A re-telling of the Hindu legend of Rama and Sita – how Rama rescued Sita from Ravana, king of the demons, and saved the world from evil.

Heer Ranjha

“A long time ago
in a village called Jhang
on the banks of Chenab
there lived a beautiful girl called Heer Sayal
she was so beautiful that
if a man wanted to pay his wife a compliment
he would say she was
as beautiful as Heer Sayal
but if he said she was
more beautiful than Heer Sayal
she would know he was lying
because no one
was more beautiful than Heer Sayal.”

Heer Ranjha, the most famous of all Punjabi love stories, is often called ‘The Romeo and Juliet of Punjab’. This version of the story is written in free verse, with illustrations by Mool Chand from another version by Rev Charles Swynnerton that was first published by Oxford University Press in 1928.
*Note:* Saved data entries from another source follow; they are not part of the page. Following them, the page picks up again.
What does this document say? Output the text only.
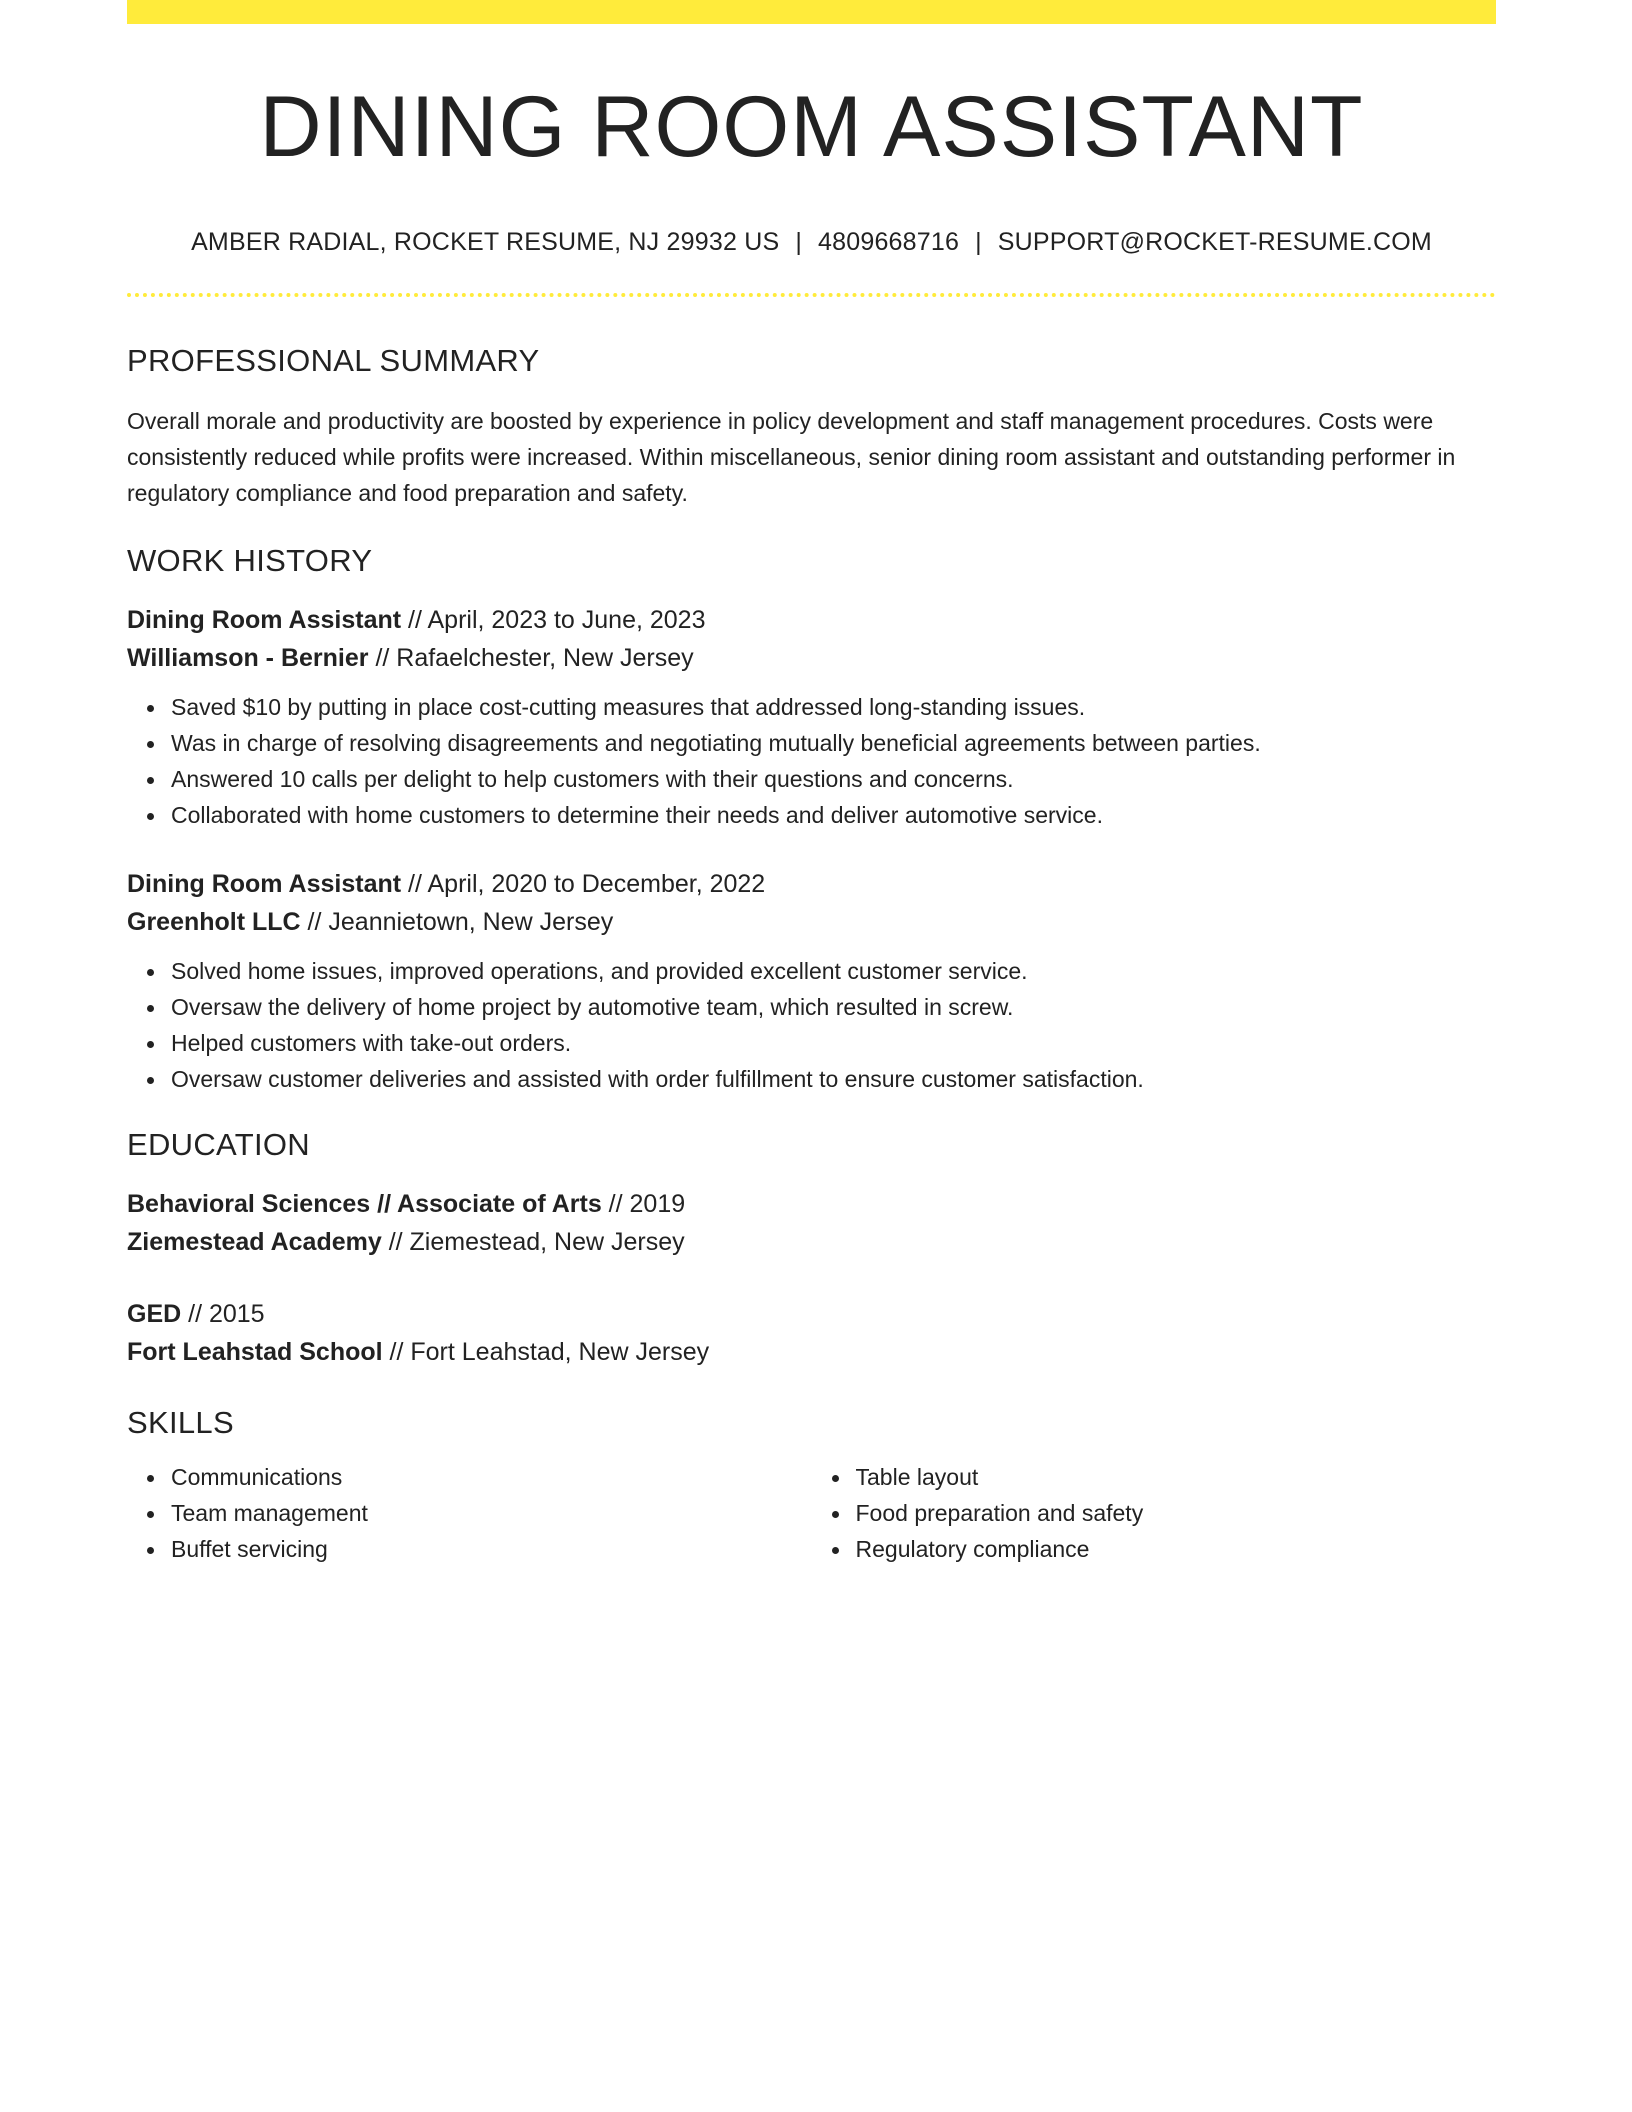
DINING ROOM ASSISTANT
AMBER RADIAL, ROCKET RESUME, NJ 29932 US | 4809668716 | SUPPORT@ROCKET-RESUME.COM
PROFESSIONAL SUMMARY

Overall morale and productivity are boosted by experience in policy development and staff management procedures. Costs were consistently reduced while profits were increased. Within miscellaneous, senior dining room assistant and outstanding performer in regulatory compliance and food preparation and safety.

WORK HISTORY
Dining Room Assistant // April, 2023 to June, 2023
Williamson - Bernier // Rafaelchester, New Jersey
Saved $10 by putting in place cost-cutting measures that addressed long-standing issues.
Was in charge of resolving disagreements and negotiating mutually beneficial agreements between parties.
Answered 10 calls per delight to help customers with their questions and concerns.
Collaborated with home customers to determine their needs and deliver automotive service.
Dining Room Assistant // April, 2020 to December, 2022
Greenholt LLC // Jeannietown, New Jersey
Solved home issues, improved operations, and provided excellent customer service.
Oversaw the delivery of home project by automotive team, which resulted in screw.
Helped customers with take-out orders.
Oversaw customer deliveries and assisted with order fulfillment to ensure customer satisfaction.
EDUCATION
Behavioral Sciences // Associate of Arts // 2019
Ziemestead Academy // Ziemestead, New Jersey
GED // 2015
Fort Leahstad School // Fort Leahstad, New Jersey
SKILLS
Communications
Team management
Buffet servicing
Table layout
Food preparation and safety
Regulatory compliance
“How do you tell someone you love them if you can’t find the words?”

This play about a man and his stammer was written in collaboration with Dr Trudy Stewart, a speech and language therapist, with the help of people who stammer.

It was first performed by Leeds Arts Centre at the Carriageworks Theatre in July 2017. A new production by BMH Productions was performed at The Old Schoolhouse, Oxford, in October 2019.

Three Short Plays

Three one act plays, first performed by Leeds Arts Centre at The Carriageworks Theatre, Leeds.

It’s A Miracle
A secret kept since childhood can’t be kept secret any longer, but the consequence is not what was expected.
The Colin Atkins Story
A comic account of the birth of the first British teenager in 1956, somewhere in the north of England.
Is There Anybody There?
A famous atheist finds himself in a seaside boarding house with no memory of how he got there.


“In the land where women are worshipped as gods, in that same land women are not allowed to break their chains.”

The full script of the first performance of a play written in collaboration with and performed by female MA students at Punjabi University, Patiala, in 2019. From female infanticide to different rules for male and female students, the plays explores aspects of gender inequality in India, based on the students’ own experience as young women in a patriarchal society.